Guadalajara, Mexico, Jul 16 (EFE).- Organized crime groups in Mexico are targeting increasingly younger individuals and have diversified the ways they lure them through deception and false job offers, civil society organizations in Jalisco (west) reported on Thursday.
“People have been coming to us asking for help because their children are missing; they’re being taken away, they’re being recruited, and unfortunately, they’re very young, between 13 and 16 years old,” Virginia Ponce, a member of “Manos Buscadoras” (Searching Hands), a collective of relatives of missing persons, told EFE.
The cases of three teenagers between the ages of 14 and 16 who went missing in Guadalajara, Jalisco, and three more in Puerto Vallarta in late June serve as an example of how criminal groups are increasingly targeting minors to carry out illegal activities.

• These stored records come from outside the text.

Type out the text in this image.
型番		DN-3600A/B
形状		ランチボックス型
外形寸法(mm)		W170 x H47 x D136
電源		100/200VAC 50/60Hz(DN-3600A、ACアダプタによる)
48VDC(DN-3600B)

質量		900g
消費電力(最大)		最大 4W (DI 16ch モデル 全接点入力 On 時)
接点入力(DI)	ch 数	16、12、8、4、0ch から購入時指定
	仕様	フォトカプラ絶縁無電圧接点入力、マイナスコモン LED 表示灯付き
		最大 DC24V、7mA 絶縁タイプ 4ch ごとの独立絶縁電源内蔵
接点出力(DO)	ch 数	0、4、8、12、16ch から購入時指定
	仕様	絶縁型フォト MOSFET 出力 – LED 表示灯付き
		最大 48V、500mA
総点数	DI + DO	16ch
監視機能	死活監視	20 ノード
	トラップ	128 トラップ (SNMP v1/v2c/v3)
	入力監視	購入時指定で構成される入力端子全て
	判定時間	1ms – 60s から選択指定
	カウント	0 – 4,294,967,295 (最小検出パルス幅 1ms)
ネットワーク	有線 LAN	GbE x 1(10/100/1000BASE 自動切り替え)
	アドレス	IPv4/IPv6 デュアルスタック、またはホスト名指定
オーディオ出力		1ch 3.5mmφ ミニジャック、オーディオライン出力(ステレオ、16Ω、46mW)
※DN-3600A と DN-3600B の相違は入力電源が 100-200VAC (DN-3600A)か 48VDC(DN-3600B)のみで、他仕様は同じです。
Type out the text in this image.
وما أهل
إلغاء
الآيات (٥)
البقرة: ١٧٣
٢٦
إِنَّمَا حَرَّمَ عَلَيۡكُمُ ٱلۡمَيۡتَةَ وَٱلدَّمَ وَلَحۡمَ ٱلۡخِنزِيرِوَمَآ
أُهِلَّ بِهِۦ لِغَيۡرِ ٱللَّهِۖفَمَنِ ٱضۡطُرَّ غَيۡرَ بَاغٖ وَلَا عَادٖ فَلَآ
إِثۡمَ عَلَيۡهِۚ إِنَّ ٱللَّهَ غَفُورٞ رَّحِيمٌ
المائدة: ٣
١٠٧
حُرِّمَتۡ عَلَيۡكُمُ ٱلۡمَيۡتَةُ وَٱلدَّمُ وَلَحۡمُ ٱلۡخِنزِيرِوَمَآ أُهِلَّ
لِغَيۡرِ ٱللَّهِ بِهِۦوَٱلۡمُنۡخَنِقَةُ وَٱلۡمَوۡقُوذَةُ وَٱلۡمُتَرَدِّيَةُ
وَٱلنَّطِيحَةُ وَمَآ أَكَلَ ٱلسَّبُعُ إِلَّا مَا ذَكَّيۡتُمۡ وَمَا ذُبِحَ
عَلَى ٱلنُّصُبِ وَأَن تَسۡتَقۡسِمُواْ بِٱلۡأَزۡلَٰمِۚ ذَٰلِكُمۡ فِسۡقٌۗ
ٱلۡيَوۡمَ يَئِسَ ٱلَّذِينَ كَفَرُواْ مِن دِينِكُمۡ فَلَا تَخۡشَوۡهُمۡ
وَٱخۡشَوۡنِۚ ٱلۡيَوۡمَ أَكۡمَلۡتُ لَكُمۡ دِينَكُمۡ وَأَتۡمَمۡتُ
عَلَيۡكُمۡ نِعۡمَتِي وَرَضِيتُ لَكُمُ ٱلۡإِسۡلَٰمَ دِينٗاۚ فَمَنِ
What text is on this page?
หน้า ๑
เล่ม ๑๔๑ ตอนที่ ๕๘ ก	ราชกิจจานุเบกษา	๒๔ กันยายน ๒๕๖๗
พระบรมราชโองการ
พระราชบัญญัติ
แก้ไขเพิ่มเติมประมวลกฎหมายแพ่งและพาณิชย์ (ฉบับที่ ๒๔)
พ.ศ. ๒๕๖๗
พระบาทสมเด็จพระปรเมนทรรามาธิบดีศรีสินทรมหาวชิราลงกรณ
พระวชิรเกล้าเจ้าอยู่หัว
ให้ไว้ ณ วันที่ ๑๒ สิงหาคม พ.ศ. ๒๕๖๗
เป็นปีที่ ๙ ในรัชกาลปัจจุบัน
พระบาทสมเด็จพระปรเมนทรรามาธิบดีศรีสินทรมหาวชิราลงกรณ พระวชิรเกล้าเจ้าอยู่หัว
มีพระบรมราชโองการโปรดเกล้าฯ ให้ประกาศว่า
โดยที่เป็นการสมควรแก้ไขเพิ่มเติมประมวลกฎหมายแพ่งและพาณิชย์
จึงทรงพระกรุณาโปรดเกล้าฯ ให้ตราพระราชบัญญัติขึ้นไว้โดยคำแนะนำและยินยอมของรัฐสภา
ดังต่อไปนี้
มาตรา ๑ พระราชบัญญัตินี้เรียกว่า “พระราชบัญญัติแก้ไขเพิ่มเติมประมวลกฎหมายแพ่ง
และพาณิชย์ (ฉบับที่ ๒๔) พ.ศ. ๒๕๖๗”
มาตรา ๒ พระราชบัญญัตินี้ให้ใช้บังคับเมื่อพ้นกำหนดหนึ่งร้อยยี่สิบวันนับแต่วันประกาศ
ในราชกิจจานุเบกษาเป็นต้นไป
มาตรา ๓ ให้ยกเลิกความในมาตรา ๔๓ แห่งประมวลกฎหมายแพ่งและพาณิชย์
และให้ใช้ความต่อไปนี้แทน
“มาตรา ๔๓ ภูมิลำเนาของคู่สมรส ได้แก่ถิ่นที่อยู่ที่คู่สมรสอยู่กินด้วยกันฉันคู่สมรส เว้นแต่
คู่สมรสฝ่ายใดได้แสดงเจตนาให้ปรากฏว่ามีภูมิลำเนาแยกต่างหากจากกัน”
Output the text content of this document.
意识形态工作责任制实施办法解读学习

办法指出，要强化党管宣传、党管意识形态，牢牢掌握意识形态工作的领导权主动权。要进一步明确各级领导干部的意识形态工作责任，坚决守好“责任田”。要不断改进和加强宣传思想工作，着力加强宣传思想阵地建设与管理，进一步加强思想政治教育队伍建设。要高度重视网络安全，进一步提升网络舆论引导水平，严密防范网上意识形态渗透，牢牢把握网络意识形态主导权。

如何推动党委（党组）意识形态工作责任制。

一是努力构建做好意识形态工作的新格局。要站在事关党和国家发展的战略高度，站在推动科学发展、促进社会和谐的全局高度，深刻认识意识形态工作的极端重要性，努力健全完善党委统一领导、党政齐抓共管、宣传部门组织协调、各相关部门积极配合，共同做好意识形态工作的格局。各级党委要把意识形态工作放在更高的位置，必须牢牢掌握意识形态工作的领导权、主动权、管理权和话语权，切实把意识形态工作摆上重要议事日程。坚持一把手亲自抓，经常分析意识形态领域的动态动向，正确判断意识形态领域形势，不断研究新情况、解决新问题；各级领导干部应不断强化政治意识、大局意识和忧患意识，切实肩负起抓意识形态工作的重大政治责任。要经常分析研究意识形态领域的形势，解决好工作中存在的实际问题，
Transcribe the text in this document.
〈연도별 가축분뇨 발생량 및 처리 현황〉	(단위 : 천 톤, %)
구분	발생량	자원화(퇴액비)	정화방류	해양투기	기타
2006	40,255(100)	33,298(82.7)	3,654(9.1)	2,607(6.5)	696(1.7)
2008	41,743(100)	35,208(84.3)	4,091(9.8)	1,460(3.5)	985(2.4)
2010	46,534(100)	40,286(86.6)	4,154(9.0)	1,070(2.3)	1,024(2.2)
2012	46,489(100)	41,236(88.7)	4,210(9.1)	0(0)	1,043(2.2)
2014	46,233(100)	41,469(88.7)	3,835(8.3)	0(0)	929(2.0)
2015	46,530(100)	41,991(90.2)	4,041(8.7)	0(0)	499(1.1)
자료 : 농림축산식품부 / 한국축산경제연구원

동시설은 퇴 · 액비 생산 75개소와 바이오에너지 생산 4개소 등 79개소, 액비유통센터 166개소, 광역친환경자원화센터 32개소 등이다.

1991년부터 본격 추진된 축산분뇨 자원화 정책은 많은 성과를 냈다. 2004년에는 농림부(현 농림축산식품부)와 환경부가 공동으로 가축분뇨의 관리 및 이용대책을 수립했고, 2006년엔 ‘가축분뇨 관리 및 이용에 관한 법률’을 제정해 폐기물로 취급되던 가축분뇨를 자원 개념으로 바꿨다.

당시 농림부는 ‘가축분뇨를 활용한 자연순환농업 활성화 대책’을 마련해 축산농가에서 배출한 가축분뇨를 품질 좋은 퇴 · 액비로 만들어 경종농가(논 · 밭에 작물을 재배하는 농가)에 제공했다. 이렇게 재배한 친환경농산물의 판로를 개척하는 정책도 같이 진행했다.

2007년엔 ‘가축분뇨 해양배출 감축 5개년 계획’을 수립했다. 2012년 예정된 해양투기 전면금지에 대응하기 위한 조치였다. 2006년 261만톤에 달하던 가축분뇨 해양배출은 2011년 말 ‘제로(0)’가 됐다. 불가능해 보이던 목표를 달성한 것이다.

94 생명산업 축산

“They’re being offered a job that pays a lot of money, and as a parent, you can’t provide them with everything. I don’t know how they sweet-talk them into making such a drastic decision,” said Ponce, who has been searching for his son, Víctor Hugo Meza, since 2020.
Security authorities have detected cases of teenagers between 13 and 16 who have gone missing or who have received invitations to join schemes offering false job promises, Jalisco’s Secretary of Security, Juan Pablo Hernández, admitted a few days ago.